The function PlotPosteriors(), for a given class plots
the above plot for each possible 2D slice combination of the data
set.
## TableGrob (3 x 1) "arrange": 3 grobs
## z cells name grob
## 1 1 (1-1,1-1) arrange gtable[layout]
## 2 2 (2-2,1-1) arrange gtable[layout]
## 3 3 (3-3,1-1) arrange gtable[layout]
As example consider a univariate Gaussian mixture of two
distributions, where the class labels are sampled according to the
densities of the components. In this example the component with a mode
on the right side, due to a higher variance, has a minimal higher
density on the left most side of the distributions. This can result in
the naive Bayes classifier, classifying all data points far enough on
the left as coming from the second mode, even if the second mode has a
high distance to the data points. In real world classification problems
this can lead to non-intuitive classifications. An examples for this is
given in [Stier et al., 2025] where a naive Bayes classifier classifies
the humans with highest height as woman instead of men, because the the
women height class has a higher variance. If in the
Train_naiveBayes() Plausbile=TRUE is set, a
correction to the likelihoods and posteriors is done to potentially
avoid such non intuitive classifications in regions of high uncertainty.

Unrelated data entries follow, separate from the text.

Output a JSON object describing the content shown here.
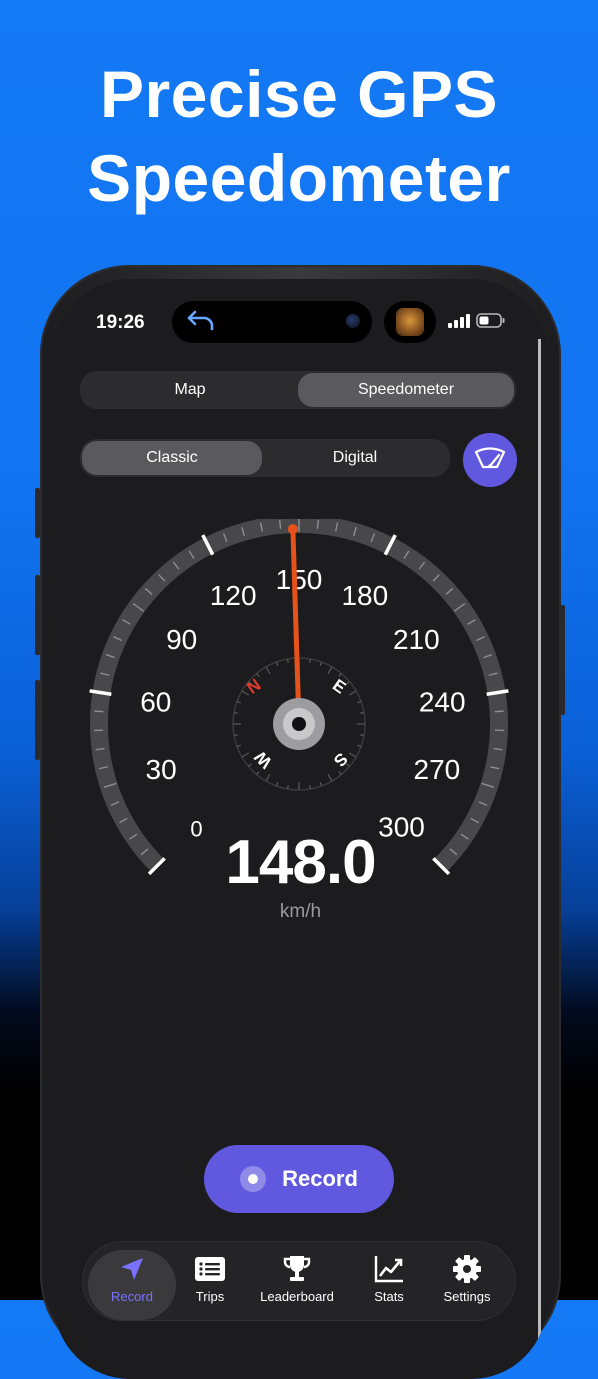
{
  "headline": {
    "line1": "Precise GPS",
    "line2": "Speedometer"
  },
  "status_bar": {
    "time": "19:26"
  },
  "view_switch": {
    "options": [
      "Map",
      "Speedometer"
    ],
    "selected": "Speedometer"
  },
  "style_switch": {
    "options": [
      "Classic",
      "Digital"
    ],
    "selected": "Classic"
  },
  "speedometer": {
    "scale_labels": [
      "0",
      "30",
      "60",
      "90",
      "120",
      "150",
      "180",
      "210",
      "240",
      "270",
      "300"
    ],
    "compass": {
      "north": "N",
      "east": "E",
      "south": "S",
      "west": "W"
    },
    "speed": "148.0",
    "speed_numeric": 148.0,
    "max": 300,
    "unit": "km/h",
    "needle_color": "#e5531a"
  },
  "record_button": {
    "label": "Record"
  },
  "tabbar": {
    "items": [
      {
        "label": "Record",
        "icon": "location-arrow-icon",
        "active": true
      },
      {
        "label": "Trips",
        "icon": "list-icon",
        "active": false
      },
      {
        "label": "Leaderboard",
        "icon": "trophy-icon",
        "active": false
      },
      {
        "label": "Stats",
        "icon": "chart-icon",
        "active": false
      },
      {
        "label": "Settings",
        "icon": "gear-icon",
        "active": false
      }
    ]
  },
  "colors": {
    "accent": "#6059e0",
    "background_top": "#1479f5",
    "screen": "#1c1c1e"
  }
}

Further examples are given in [Ultsch/Lötsch, 2022].
x1 = rnorm(1000,0,2)
x2 = rnorm(1000,5,5.5)
x = c(x1, x2)
f1 = dnorm(x, 0, 2)
f2 = dnorm(x, 5, 5.5)
p1 = f1 / (f1 + f2)
comp = rbinom(2000, 1, p1) + 1
model_1d = Train_naiveBayes(as.matrix(x),
comp,
Gaussian = FALSE,
Plausible = TRUE,
PlotIt = TRUE)## Registered S3 method overwritten by 'rmutil':
## method from
## print.response httr
[Stier et al., 2026] Stier, Q.,Hoffmann, J. & Thrun, M. C.: Classifying with the Fine Structure of Distributions: Leveraging Distributional Information for Robust and Plausible Naïve Bayes, Machine Learning and Knowledge Extraction (MAKE), Vol. 8(1), 13, doi 10.3390/make8010013, MDPI, 2026.

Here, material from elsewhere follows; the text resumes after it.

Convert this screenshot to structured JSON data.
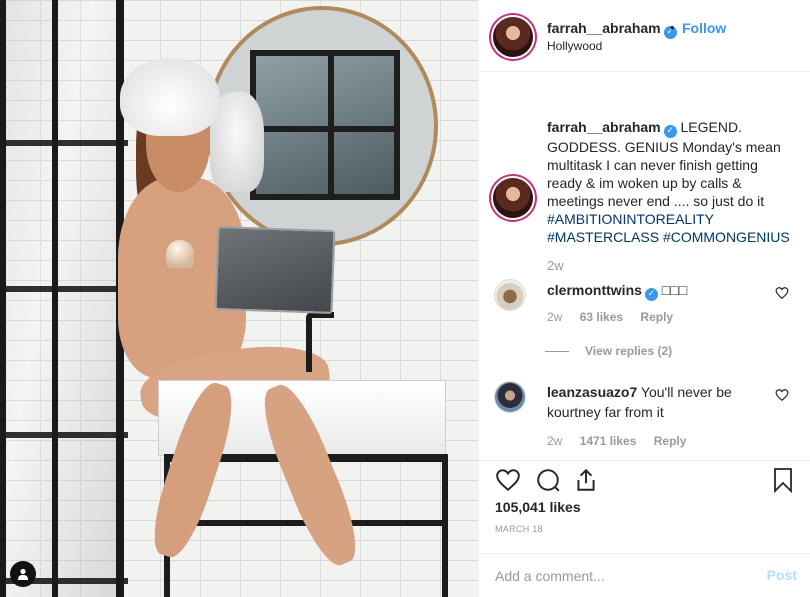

[Ultsch, 2005] Ultsch, A.: Pareto Density Estimation: A Density Estimation for Knowledge Discovery, in Baier, D.; Wernecke, K.-D. (Eds.), Innovations in Classification, Data Science, and Information Systems (Proc. 27th Annual GfKl Conference), Springer, Berlin, pp. 91–100, https://doi.org/10.1007/3-540-26981-9_12, 2005.
[John/Langley, 1995] John, G. H. / Langley, P.: Estimating Continuous Distributions in Bayesian Classifiers, in Proceedings of the Eleventh Conference on Uncertainty in Artificial Intelligence (UAI–95), Morgan Kaufmann, San Mateo, pp. 338–345, 1995.
[Ultsch/Lötsch, 2022] Ultsch, A., & Lötsch, J.: Robust classification using posterior probability threshold computation followed by Voronoi cell based class assignment circumventing pitfalls of Bayesian analysis of biomedical data, International Journal of Molecular Sciences, Vol. 23(22), pp. 14081, 2022b.